Но энергия, победы, слава Наполеона позднее увлекли Стендаля. Впрочем, отречение
и Ватерлоо он принял равнодушно, и лишь ничтожество возвратившихся Бурбонов
вновь возвысило в его глазах «маленького капрала». В целом Стендаль (как и многие
его современники) любил в Бонапарте республиканского генерала и осуждал самодержца.
Однако стендалевский Наполеон не укладывался в эту простую схему. Несводимые
к одному знаменателю характеристики - не только плод противоречивости их объекта.
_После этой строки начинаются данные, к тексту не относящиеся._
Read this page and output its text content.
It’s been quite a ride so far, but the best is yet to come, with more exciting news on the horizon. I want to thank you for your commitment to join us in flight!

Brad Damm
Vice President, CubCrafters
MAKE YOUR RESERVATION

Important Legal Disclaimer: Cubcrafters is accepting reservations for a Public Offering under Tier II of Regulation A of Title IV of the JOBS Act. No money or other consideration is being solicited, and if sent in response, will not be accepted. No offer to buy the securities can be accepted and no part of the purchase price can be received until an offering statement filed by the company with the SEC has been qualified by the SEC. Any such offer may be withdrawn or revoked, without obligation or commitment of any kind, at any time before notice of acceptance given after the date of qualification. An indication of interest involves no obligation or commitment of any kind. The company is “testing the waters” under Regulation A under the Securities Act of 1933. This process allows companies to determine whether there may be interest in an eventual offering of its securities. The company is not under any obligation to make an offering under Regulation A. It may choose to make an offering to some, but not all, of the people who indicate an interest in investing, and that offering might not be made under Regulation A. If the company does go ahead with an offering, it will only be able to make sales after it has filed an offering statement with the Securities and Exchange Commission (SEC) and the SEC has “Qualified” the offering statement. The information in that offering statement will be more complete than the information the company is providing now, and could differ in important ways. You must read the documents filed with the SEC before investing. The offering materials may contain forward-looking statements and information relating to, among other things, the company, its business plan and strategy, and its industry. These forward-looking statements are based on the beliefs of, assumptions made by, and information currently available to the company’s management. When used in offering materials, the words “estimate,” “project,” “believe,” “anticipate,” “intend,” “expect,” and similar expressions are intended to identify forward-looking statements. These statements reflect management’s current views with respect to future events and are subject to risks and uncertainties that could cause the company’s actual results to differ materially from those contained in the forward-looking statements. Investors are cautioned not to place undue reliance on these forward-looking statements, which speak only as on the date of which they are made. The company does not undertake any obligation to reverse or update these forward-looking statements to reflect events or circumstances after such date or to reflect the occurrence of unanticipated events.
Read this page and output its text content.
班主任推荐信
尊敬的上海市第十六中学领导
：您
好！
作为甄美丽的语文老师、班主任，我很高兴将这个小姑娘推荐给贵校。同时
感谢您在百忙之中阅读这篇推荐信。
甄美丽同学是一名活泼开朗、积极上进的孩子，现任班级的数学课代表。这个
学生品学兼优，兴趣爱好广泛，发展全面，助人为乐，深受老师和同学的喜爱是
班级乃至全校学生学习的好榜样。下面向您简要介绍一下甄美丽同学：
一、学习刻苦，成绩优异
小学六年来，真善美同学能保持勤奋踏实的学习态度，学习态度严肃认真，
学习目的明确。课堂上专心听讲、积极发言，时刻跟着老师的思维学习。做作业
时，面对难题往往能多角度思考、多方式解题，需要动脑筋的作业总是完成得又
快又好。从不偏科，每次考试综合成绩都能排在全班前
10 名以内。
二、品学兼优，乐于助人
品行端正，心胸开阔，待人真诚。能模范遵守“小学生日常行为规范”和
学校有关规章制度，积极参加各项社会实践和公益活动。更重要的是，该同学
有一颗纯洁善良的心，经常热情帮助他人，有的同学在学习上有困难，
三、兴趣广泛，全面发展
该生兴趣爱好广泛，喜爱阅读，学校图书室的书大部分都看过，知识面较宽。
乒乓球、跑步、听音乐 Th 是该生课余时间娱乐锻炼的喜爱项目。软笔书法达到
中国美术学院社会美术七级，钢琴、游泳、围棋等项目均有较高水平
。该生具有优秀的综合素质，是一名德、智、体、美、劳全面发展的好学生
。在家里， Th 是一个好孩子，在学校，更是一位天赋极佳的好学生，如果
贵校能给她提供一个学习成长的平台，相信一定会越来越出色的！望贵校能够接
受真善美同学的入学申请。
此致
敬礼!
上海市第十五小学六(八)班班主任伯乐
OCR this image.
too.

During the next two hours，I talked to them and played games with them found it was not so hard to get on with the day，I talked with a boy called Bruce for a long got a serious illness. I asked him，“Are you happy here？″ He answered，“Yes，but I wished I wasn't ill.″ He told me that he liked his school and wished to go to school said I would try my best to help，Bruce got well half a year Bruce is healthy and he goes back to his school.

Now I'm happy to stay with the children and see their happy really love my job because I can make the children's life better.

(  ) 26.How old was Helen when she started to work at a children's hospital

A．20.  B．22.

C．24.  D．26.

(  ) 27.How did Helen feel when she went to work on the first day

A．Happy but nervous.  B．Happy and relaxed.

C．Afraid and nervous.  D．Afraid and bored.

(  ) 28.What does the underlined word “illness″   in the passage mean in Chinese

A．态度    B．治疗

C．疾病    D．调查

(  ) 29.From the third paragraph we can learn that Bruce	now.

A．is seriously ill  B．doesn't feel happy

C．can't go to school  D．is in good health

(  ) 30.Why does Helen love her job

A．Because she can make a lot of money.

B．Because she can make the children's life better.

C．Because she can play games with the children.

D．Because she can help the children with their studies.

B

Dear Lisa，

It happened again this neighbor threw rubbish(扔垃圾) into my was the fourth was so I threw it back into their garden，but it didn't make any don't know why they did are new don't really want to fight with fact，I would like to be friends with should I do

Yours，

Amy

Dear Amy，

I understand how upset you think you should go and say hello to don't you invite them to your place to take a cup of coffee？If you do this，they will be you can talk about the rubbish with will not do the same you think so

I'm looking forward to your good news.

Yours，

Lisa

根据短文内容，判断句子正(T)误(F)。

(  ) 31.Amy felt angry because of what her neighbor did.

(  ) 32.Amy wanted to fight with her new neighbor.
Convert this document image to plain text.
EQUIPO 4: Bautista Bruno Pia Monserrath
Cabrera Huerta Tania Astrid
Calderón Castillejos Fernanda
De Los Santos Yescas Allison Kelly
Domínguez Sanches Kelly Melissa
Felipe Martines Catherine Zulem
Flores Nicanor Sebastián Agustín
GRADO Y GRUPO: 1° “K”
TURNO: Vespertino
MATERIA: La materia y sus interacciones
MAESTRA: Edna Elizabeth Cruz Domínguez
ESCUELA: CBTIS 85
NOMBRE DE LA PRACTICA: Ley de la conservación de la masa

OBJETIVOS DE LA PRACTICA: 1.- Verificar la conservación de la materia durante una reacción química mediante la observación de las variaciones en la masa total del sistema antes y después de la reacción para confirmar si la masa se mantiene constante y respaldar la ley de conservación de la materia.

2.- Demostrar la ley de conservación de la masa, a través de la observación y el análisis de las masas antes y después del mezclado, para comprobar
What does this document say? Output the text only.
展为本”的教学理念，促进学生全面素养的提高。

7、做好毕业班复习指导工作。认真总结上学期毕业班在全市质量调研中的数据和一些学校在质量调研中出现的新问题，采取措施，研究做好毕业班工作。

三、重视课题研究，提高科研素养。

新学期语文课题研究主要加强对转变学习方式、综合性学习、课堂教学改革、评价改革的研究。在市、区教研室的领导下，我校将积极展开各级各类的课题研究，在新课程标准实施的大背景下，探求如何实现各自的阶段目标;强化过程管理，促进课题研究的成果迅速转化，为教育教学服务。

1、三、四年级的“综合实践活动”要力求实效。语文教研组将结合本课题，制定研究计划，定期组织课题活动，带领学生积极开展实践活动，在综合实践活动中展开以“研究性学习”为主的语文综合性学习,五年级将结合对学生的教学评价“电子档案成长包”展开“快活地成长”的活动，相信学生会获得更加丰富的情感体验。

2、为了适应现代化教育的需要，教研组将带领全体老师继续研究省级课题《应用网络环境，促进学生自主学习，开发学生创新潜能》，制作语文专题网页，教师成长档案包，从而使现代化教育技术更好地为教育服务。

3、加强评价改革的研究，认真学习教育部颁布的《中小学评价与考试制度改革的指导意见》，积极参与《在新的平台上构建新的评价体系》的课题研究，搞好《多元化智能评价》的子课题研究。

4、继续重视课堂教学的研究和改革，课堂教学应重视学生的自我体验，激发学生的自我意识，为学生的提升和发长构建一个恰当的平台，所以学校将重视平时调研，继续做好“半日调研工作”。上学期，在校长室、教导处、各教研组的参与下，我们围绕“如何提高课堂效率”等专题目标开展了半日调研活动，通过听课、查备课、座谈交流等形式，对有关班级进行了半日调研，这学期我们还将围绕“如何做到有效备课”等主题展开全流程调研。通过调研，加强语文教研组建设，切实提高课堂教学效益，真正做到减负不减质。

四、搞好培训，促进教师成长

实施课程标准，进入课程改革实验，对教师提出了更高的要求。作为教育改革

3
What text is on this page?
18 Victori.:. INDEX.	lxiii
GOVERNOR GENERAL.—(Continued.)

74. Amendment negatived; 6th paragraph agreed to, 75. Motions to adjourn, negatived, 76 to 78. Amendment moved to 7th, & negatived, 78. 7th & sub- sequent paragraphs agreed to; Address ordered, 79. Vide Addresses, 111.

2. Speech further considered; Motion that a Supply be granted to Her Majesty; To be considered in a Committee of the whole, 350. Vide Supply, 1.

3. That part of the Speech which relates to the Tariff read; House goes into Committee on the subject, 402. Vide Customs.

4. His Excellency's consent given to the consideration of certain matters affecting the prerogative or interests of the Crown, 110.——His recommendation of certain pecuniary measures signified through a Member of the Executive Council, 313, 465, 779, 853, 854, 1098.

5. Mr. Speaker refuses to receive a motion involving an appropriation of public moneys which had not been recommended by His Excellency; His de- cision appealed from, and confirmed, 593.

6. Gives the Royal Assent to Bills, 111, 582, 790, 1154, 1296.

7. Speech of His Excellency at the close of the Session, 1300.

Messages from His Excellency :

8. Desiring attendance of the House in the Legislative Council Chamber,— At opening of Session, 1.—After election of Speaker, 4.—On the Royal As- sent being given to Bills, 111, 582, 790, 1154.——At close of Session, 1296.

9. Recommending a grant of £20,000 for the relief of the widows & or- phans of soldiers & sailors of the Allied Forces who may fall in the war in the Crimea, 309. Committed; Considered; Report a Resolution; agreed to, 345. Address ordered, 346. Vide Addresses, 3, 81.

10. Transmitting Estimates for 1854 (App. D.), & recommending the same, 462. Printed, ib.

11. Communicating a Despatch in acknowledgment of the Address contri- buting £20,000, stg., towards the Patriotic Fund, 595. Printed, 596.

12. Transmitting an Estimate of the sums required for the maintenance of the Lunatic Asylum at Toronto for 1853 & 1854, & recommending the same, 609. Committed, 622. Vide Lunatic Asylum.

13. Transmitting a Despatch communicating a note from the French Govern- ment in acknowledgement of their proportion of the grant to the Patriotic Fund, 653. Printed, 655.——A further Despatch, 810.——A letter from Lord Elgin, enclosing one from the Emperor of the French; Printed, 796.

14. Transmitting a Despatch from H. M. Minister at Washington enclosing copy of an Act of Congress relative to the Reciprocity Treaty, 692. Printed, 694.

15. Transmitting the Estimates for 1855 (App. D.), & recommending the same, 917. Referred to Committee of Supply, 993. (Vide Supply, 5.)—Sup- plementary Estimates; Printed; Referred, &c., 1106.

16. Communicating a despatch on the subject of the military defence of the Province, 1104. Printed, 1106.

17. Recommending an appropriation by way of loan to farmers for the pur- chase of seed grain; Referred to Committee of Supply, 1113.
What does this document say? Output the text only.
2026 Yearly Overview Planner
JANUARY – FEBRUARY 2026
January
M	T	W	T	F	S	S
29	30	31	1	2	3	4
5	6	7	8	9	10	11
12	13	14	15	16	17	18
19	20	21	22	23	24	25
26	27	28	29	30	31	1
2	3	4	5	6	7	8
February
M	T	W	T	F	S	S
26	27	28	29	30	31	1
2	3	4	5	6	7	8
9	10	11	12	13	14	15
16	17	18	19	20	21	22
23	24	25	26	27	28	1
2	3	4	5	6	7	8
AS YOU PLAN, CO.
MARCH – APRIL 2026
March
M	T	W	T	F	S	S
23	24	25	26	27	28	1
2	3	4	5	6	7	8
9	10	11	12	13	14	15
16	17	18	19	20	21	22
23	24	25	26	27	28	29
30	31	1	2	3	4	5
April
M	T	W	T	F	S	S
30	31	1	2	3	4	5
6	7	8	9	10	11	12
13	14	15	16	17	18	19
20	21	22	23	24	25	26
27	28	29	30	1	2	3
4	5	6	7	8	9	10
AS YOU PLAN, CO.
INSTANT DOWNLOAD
Противоречив и сам Стендаль, которому в Бонапарте импонировала страсть - свойство
характера, которое он ставил превыше всего. Даже подход к кардинальному политическому
вопросу эпохи (монархия или республика?) усложнялся личными, человеческими приверженностями
писателя.
Однако в конечном счете определяющими оказывались факторы социальные. Со стендалевскими
политическими сомнениями дело обстояло примерно так же, как и с бальзаковским
легитимизмом. Феодализм был разбит, к нему не было возврата. И буржуа, торжествующий
лавочник теперь воспринимался в качестве главного противника свободы и цельности
личности. А упадок аристократии можно было оплакивать, как делал Бальзак, или,
по крайней мере, уважать в ней неординарность, ум и дерзкую отвагу, как иногда
делал Стендаль.
Вслед за Руссо, но исходя из условий своего исторического момента, он отвергал
мелочную, прозаическую, вещную, бескрылую «цивилизацию» и утверждал естественную
человеческую «природу». Причем главные ее победы виделись ему не в прошлом,
а в будущем.
«Жизнеописания Гайдна, Моцарта и Метастазио» (1814), опубликованные начинающим
писателем Анри Бейлем под псевдонимом Луи-Александр-Сезар Бомбе, были сочинением
довольно несамостоятельным: автор заимствовал целые страницы у своих предшественников.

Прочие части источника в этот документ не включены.